Action contraire… Effet identique ?

Pourquoi les coups d’Etat, malgré les discours louables des putschistes, n’arrivent pas à concrétiser leurs promesses ? Alexe Kitio Kenfack considère que : «traditionnellement, les coups d’état n’ont conduit qu’à une appropriation privée (famille, clan, ethnie, parti unique) et rentière du pouvoir. Les promesses révolutionnaires de transformation et de rupture ayant motivé l’action initiale s’effondrent rapidement. C’est la théorisation de « l’Etat butin de guerre » dont l’avenir s’articule entre dépeçage et déliquescence», avant d’ajouter que «de manière générale, le sous-développement de l’Afrique, l’absence de diversification des économies, sont dus aux coups d’Etat. La spécialisation rentière dans les matières premières ou les ressources extractives a rapidement été érigé en modèle entre les mains de seigneurs de guerre au Libéria, en Sierra Leone, au Nigeria sous Sani Abacha, au Burkina Faso, en Guinée, en Libye, en Somalie et en RDC».

Le Lieutenant-colonel Mamady

Comment éviter un coup d’Etat ?

Partout en Afrique, et surtout dans les pays à «tradition putschiste», une seule et unique question, intéresse la classe politique, le pouvoir essentiellement, la société civile, les intellectuels : Comment mettre fin aux coups d’Etat.

Il faut remarquer, que même la même question est posée partout, elle n’exprime guère la même volonté.

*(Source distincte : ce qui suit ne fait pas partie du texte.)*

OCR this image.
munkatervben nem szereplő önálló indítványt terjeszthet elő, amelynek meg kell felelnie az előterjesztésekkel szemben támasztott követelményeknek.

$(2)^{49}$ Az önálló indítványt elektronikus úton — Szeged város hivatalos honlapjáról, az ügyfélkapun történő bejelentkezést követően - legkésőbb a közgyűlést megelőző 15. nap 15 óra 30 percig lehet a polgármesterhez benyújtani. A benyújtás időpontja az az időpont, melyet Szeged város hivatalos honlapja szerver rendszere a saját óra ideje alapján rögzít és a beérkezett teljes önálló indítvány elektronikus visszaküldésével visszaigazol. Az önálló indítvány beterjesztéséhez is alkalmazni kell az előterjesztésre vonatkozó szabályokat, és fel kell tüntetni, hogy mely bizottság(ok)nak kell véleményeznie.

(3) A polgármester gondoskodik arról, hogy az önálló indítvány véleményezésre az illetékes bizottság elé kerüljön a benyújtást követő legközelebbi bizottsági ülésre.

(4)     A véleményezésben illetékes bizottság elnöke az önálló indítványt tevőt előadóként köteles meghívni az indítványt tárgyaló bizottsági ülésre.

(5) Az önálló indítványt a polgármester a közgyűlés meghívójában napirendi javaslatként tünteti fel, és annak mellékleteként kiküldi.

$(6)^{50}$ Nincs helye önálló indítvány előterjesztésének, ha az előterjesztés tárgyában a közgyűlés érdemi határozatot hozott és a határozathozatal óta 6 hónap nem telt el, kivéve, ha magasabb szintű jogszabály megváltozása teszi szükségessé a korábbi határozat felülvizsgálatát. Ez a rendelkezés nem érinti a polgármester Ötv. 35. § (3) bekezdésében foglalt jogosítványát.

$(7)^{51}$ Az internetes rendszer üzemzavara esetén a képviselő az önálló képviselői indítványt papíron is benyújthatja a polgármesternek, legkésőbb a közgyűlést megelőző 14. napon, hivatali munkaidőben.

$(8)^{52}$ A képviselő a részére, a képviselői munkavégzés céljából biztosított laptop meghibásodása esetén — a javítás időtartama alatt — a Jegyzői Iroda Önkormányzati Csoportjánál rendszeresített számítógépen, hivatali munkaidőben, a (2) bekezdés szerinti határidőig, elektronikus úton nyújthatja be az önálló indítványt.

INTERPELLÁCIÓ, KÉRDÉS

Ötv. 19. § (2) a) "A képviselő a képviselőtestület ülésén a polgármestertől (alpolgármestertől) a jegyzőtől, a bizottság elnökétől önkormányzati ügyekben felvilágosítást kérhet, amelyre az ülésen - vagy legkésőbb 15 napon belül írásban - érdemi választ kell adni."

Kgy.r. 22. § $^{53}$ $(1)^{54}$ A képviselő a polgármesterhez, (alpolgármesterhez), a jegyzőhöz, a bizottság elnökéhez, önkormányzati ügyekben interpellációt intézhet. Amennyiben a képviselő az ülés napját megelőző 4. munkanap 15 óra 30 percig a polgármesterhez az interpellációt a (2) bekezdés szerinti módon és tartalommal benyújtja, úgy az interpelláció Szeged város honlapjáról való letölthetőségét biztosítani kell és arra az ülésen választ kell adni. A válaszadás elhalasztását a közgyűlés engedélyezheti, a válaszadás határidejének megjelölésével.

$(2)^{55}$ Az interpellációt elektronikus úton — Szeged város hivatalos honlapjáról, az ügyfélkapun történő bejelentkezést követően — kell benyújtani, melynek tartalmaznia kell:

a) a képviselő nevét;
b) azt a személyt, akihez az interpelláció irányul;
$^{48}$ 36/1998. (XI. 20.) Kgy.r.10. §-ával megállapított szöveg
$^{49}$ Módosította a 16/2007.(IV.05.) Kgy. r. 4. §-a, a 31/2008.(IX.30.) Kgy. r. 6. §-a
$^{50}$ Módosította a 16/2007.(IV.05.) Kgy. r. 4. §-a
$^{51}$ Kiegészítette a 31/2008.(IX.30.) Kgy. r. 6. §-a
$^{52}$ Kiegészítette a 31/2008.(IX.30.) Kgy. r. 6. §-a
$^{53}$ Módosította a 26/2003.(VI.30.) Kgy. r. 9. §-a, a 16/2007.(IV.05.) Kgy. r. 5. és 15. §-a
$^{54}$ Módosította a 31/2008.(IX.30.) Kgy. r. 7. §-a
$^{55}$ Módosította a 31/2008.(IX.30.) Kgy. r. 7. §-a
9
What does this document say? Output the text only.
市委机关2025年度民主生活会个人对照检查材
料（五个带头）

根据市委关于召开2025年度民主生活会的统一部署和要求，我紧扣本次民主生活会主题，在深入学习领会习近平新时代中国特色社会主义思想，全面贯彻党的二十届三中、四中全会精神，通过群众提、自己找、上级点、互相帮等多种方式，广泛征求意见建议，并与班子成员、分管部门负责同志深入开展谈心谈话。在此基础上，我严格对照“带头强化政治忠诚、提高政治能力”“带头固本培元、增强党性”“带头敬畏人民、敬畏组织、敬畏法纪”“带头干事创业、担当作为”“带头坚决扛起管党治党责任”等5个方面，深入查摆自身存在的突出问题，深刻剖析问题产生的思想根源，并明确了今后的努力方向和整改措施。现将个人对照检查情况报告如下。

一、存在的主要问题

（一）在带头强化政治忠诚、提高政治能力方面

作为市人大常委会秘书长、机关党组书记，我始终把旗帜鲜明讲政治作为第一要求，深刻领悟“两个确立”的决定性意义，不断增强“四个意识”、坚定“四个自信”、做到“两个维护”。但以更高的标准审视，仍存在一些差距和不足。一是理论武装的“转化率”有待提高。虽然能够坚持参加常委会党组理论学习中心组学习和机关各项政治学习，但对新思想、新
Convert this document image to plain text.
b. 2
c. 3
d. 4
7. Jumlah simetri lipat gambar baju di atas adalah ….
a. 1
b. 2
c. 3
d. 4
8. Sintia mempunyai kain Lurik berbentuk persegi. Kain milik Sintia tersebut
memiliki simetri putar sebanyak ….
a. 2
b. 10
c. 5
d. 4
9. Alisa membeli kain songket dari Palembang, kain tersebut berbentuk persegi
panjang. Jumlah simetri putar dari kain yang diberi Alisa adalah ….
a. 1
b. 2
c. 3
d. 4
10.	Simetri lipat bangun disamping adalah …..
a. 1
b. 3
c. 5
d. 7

Car les pouvoirs veulent mettre fin à cette pratique pour pouvoir jouir des richesses du pays sans concurrence. Et de ce fait, la nécessité de «contre-putsch » est nécessaire, à savoir éliminer tout responsable qui semblerait «douteux»…

Tandis d’autres partent du principe que seule un élargissement du champ de la concertation dans le pays.